4- My first view of Daniel “Kaiser” Tözsér, and if this wasn’t the masterful performance that dispatches from Brighton reported, the Hungarian nonetheless looked a valuable addition to the side on any number of levels. For the first time this season the team has a pendulum, someone setting the rhythm from the back of the midfield… and, do not scratch your eyes, someone shouting and cajoling and organising, bringing the defence out, directing. I remember that… that’s a captain that is. Add a suave set piece delivery and you’ve got a big tick on this outing, only a silly yellow for a needless foul blotting his copybook.
Elsewhere, other than Forestieri, highlights included the performances of Cassetti, a perhaps surprising call in the centre of the defence for Hall, and for the impeccable Angella. So too the splendid Human League-inspired chant for Daniel Pudil (“Daniel Pudil Baby….”), which one can only hope will start a trend for early eighties adaptations before Park “Too Much” Chu Young comes back from his knock.

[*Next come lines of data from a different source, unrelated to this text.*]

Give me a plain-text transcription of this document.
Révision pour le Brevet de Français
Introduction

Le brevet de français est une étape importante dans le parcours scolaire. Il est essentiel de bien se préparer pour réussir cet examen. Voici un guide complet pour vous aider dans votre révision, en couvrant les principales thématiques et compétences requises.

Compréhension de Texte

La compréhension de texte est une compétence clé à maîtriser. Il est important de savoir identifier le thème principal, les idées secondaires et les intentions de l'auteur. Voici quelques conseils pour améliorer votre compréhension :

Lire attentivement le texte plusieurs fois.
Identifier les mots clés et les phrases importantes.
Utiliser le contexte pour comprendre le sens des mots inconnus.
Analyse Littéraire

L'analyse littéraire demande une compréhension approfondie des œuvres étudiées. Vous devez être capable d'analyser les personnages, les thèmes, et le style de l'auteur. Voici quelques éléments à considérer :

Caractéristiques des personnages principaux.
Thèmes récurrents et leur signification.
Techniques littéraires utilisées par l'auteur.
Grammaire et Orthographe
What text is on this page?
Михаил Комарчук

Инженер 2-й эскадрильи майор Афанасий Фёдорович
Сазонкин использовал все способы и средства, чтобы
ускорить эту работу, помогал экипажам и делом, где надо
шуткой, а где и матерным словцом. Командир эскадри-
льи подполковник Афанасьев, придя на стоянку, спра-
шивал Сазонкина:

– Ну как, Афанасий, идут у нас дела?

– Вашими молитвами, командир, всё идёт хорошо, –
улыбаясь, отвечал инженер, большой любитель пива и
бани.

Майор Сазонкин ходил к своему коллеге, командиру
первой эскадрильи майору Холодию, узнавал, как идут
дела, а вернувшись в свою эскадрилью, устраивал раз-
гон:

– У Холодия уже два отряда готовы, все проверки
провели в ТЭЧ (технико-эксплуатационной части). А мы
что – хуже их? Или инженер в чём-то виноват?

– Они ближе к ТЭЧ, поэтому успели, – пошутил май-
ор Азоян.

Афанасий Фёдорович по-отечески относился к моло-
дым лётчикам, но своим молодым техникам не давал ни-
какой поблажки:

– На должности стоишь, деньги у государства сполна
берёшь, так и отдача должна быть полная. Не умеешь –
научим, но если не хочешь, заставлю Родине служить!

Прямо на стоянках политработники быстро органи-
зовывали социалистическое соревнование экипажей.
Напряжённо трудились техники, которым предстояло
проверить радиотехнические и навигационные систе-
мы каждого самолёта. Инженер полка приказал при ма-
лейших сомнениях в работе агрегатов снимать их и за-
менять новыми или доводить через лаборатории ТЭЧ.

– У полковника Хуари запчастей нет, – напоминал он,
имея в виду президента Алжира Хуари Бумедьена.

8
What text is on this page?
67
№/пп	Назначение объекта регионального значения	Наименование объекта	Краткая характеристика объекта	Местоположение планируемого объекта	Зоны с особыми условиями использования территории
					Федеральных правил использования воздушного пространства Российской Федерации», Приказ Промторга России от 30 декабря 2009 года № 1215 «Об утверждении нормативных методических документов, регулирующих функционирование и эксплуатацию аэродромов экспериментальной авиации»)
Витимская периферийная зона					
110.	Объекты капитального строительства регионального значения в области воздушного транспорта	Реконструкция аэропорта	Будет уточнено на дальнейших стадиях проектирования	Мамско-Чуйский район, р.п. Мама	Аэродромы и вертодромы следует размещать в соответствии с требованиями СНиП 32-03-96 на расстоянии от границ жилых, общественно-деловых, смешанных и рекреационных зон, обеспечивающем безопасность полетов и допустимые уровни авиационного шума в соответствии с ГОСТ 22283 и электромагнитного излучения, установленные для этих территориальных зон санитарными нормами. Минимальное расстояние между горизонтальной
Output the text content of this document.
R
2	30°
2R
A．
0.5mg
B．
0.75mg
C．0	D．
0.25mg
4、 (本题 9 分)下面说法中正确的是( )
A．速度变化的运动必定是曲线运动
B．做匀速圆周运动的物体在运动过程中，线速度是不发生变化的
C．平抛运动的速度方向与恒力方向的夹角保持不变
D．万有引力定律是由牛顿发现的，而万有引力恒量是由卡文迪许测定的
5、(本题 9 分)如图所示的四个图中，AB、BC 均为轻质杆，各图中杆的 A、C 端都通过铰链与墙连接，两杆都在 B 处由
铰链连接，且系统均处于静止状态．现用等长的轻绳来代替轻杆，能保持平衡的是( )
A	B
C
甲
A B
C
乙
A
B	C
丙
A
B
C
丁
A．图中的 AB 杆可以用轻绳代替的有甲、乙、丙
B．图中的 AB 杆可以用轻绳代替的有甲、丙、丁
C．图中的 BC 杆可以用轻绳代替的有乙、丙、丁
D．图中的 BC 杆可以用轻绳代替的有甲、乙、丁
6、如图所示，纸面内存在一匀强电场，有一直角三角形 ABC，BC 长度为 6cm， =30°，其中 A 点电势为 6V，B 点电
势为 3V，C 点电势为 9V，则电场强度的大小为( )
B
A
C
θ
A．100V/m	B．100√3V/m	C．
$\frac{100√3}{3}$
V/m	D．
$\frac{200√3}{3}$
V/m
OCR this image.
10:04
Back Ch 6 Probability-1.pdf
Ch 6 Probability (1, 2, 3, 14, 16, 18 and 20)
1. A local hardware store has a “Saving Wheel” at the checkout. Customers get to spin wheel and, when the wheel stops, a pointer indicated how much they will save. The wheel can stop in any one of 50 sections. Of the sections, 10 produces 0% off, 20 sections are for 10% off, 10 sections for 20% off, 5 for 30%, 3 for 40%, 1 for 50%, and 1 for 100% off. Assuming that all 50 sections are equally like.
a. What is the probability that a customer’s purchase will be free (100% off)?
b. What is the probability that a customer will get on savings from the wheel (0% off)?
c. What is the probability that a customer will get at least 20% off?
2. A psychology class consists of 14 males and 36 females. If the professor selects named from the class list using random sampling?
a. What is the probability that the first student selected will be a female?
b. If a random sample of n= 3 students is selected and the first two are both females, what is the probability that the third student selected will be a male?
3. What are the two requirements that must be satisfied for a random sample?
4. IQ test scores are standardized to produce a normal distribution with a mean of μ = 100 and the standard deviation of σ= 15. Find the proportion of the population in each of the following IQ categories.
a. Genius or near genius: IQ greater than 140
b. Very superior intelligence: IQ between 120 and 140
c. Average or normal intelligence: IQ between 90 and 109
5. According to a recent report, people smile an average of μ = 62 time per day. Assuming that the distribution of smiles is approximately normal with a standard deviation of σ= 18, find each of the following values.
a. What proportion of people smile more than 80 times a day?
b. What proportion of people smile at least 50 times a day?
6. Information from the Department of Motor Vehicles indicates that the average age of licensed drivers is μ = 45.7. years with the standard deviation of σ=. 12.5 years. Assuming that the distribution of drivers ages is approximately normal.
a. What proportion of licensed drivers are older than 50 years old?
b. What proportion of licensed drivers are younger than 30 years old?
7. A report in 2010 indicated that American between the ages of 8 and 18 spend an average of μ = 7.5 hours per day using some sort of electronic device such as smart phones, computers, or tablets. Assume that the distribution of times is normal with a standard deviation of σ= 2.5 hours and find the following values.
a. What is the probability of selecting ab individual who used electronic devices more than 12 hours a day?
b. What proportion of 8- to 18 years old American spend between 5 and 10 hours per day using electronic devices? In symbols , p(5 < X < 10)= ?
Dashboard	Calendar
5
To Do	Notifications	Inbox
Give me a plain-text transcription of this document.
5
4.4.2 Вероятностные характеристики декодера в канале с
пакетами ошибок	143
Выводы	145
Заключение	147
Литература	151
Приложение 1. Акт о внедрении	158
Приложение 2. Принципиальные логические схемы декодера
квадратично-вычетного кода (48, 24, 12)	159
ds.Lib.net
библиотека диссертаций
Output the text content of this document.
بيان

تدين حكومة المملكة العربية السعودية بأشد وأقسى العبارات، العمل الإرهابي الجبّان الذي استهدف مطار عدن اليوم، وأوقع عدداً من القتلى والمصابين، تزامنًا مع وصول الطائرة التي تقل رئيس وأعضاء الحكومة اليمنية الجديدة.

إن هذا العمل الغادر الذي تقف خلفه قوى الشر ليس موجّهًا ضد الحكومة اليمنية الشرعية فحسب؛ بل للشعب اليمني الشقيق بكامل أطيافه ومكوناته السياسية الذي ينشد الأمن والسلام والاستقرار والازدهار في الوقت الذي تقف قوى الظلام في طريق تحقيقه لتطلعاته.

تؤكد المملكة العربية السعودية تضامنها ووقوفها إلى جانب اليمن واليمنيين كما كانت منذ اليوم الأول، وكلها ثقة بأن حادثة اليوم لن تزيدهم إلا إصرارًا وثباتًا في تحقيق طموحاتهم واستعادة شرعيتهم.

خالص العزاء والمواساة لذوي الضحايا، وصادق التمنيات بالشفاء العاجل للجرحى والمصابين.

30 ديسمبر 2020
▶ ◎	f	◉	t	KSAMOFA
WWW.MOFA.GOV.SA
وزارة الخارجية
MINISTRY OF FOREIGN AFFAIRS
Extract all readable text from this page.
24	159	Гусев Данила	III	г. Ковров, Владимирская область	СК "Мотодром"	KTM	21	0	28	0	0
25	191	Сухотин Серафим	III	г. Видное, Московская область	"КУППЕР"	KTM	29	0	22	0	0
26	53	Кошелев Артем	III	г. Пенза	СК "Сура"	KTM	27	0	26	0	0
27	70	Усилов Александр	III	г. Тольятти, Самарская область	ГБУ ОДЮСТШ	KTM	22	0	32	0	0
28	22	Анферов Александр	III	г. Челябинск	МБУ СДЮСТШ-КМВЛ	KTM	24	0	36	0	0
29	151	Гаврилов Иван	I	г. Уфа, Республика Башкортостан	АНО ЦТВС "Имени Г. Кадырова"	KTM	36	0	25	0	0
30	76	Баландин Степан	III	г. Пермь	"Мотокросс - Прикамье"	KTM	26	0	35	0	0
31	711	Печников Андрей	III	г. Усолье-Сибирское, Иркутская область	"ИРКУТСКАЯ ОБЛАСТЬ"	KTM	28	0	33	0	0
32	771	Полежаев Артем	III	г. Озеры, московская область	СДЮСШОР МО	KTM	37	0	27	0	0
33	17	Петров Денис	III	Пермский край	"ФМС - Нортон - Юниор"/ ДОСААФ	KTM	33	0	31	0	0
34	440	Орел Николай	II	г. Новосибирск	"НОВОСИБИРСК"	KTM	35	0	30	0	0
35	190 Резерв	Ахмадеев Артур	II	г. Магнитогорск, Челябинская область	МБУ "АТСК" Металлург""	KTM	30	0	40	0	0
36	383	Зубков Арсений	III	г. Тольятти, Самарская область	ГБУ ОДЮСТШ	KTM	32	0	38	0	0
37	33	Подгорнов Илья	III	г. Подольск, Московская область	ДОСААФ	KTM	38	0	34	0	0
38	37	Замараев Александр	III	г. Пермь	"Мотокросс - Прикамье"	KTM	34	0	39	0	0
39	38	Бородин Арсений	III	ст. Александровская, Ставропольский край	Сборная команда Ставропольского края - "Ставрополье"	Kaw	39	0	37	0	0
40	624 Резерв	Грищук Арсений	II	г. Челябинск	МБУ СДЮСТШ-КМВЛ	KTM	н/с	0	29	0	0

5- Leicester were giving it large at the end of the game, not unreasonably in context although to a greater extent than a home draw against a mid-table side to terminate a winning run probably merited. They do have previous on this of course… the “we’re going to Wembley, you’re not” chants that followed their first leg play-off win in May weren’t quite on a par with Palace’s premature “Eagle Express” train to Cardiff in 2006 but they weren’t too clever nonetheless. Beyond dispute though is that we’ve had some belting games against City over the past few years (and not just the play-offs… the Danny Graham one? The Chalobah one? The Craig Forsyth one? The Heidar one?) and it seems likely that this run will now take a pause of a season at least. Difficult to dispute that they’ve merited it either… comfortably the best we’ve seen this season and a far stiffer test than the side we beat in the play-offs. We gave them a(nother) hell of a game today though. Progress.